Given these multiple data sets, we can obtain precise estimates of total biomass:

Expanded length compositions

as well as maps of biomass-density:

Expanded length compositions

Predicted biomass $d_{s,t} = n_{s,t} w_{s,t}$ is itself the product of predicted numerical density $n_{s,t}$ and individual weight $w_{s,t}$, and these can each be plotted individually by first showing encounter probability:

Expanded length compositions

and then showing individual weight:

Expanded length compositions

Importantly, encounter probability (resulting from the 1st linear predictor) is informed by all three data sets, but individual weight (resulting from the 2nd linear predictor) is informed only by biomass-sampling data. We can therefore calculate the uncertainty in these two variables:

# Plot SEs
plot( fit,
      plot_set = c(1,2,3), 
      plot_value = sd,
      check_residuals = FALSE ) #, col = c("blue","red","green")[catchability_data$Data_type] )

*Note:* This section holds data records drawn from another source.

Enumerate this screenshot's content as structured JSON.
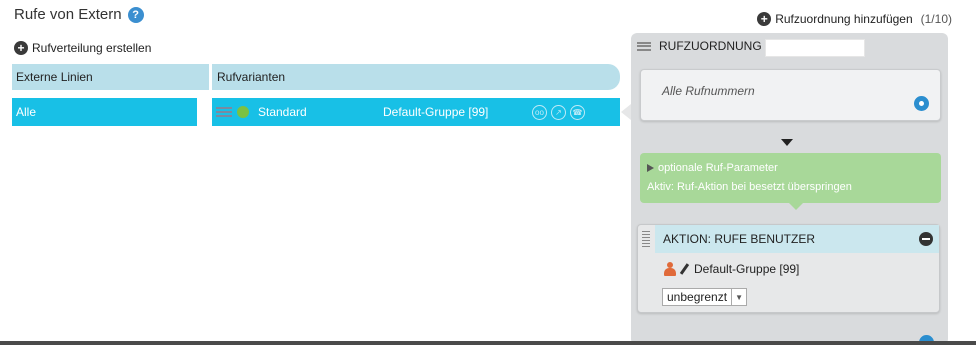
{
  "page": {
    "title": "Rufe von Extern"
  },
  "actions": {
    "create_distribution": "Rufverteilung erstellen",
    "add_assignment": "Rufzuordnung hinzufügen",
    "add_assignment_count": "(1/10)"
  },
  "table": {
    "headers": [
      "Externe Linien",
      "Rufvarianten"
    ],
    "rows": [
      {
        "external_line": "Alle",
        "variant": "Standard",
        "group": "Default-Gruppe [99]"
      }
    ]
  },
  "rufzuordnung": {
    "header": "RUFZUORDNUNG",
    "input_value": "",
    "numbers_card": "Alle Rufnummern",
    "optional_params": {
      "title": "optionale Ruf-Parameter",
      "status": "Aktiv: Ruf-Aktion bei besetzt überspringen"
    },
    "action": {
      "title": "AKTION: RUFE BENUTZER",
      "target": "Default-Gruppe [99]",
      "select_value": "unbegrenzt"
    }
  },
  "colors": {
    "row_selected": "#18c0e6",
    "header_bg": "#b9dfea",
    "param_bg": "#a8d899",
    "accent_blue": "#2b8ecf"
  }
}
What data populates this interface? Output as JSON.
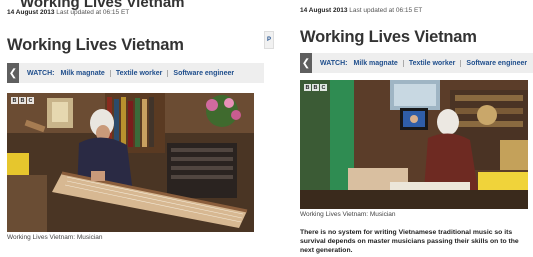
{
  "left_panel": {
    "ghost_title": "Working Lives Vietnam",
    "dateline_date": "14 August 2013",
    "dateline_updated": "Last updated at 06:15 ET",
    "title": "Working Lives Vietnam",
    "side_tab_label": "P",
    "watch_label": "WATCH:",
    "watch_links": [
      "Milk magnate",
      "Textile worker",
      "Software engineer"
    ],
    "video_caption": "Working Lives Vietnam: Musician",
    "bbc_letters": [
      "B",
      "B",
      "C"
    ]
  },
  "right_panel": {
    "dateline_date": "14 August 2013",
    "dateline_updated": "Last updated at 06:15 ET",
    "title": "Working Lives Vietnam",
    "watch_label": "WATCH:",
    "watch_links": [
      "Milk magnate",
      "Textile worker",
      "Software engineer"
    ],
    "video_caption": "Working Lives Vietnam: Musician",
    "summary": "There is no system for writing Vietnamese traditional music so its survival depends on master musicians passing their skills on to the next generation.",
    "bbc_letters": [
      "B",
      "B",
      "C"
    ]
  },
  "icons": {
    "prev": "chevron-left-icon"
  }
}
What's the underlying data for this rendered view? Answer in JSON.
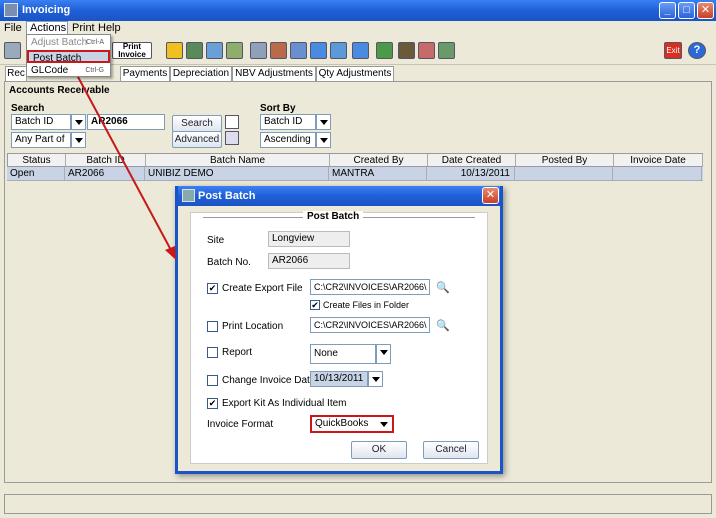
{
  "window": {
    "title": "Invoicing"
  },
  "menu": {
    "items": [
      "File",
      "Actions",
      "Print",
      "Help"
    ]
  },
  "dropdown": {
    "items": [
      {
        "label": "Adjust Batch",
        "shortcut": "Ctrl-A"
      },
      {
        "label": "Post Batch",
        "shortcut": ""
      },
      {
        "label": "GLCode",
        "shortcut": "Ctrl-G"
      }
    ]
  },
  "toolbar": {
    "print_invoice_label": "Print\nInvoice",
    "exit_label": "Exit"
  },
  "tabs": [
    "Rec",
    "Payments",
    "Depreciation",
    "NBV Adjustments",
    "Qty Adjustments"
  ],
  "section": {
    "title": "Accounts Receivable"
  },
  "search": {
    "label": "Search",
    "field": "Batch ID",
    "value": "AR2066",
    "match": "Any Part of ...",
    "search_button": "Search",
    "advanced_button": "Advanced"
  },
  "sort": {
    "label": "Sort By",
    "field": "Batch ID",
    "order": "Ascending"
  },
  "grid": {
    "columns": [
      "Status",
      "Batch ID",
      "Batch Name",
      "Created By",
      "Date Created",
      "Posted By",
      "Invoice Date"
    ],
    "rows": [
      [
        "Open",
        "AR2066",
        "UNIBIZ DEMO",
        "MANTRA",
        "10/13/2011",
        "",
        ""
      ]
    ]
  },
  "modal": {
    "title": "Post Batch",
    "group_title": "Post Batch",
    "site_label": "Site",
    "site_value": "Longview",
    "batch_label": "Batch No.",
    "batch_value": "AR2066",
    "create_export_label": "Create Export File",
    "create_export_path": "C:\\CR2\\INVOICES\\AR2066\\",
    "create_files_folder_label": "Create Files in Folder",
    "print_location_label": "Print Location",
    "print_location_path": "C:\\CR2\\INVOICES\\AR2066\\",
    "report_label": "Report",
    "report_value": "None",
    "change_date_label": "Change Invoice Date",
    "change_date_value": "10/13/2011",
    "export_kit_label": "Export Kit As Individual Item",
    "invoice_format_label": "Invoice Format",
    "invoice_format_value": "QuickBooks",
    "ok_label": "OK",
    "cancel_label": "Cancel"
  },
  "colors": {
    "titlebar": "#1f5fd6",
    "highlight": "#c81818",
    "row_selected": "#c8d4e6"
  }
}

Uncertainty in individual weight then shows higher uncertainty in the eastern Gulf of Mexico in 2006-2007 in particular:

Expanded length compositions

However, a plot of the standard deviation for log-biomass density shows that estimates are relatively imprecise in offshore portions of the modeled domain.

Expanded length compositions

Works cited

Grüss, A., and Thorson, J. T. 2019. Developing spatio-temporal models using multiple data types for evaluating population trends and habitat usage. ICES Journal of Marine Science, 76: 1748–1761.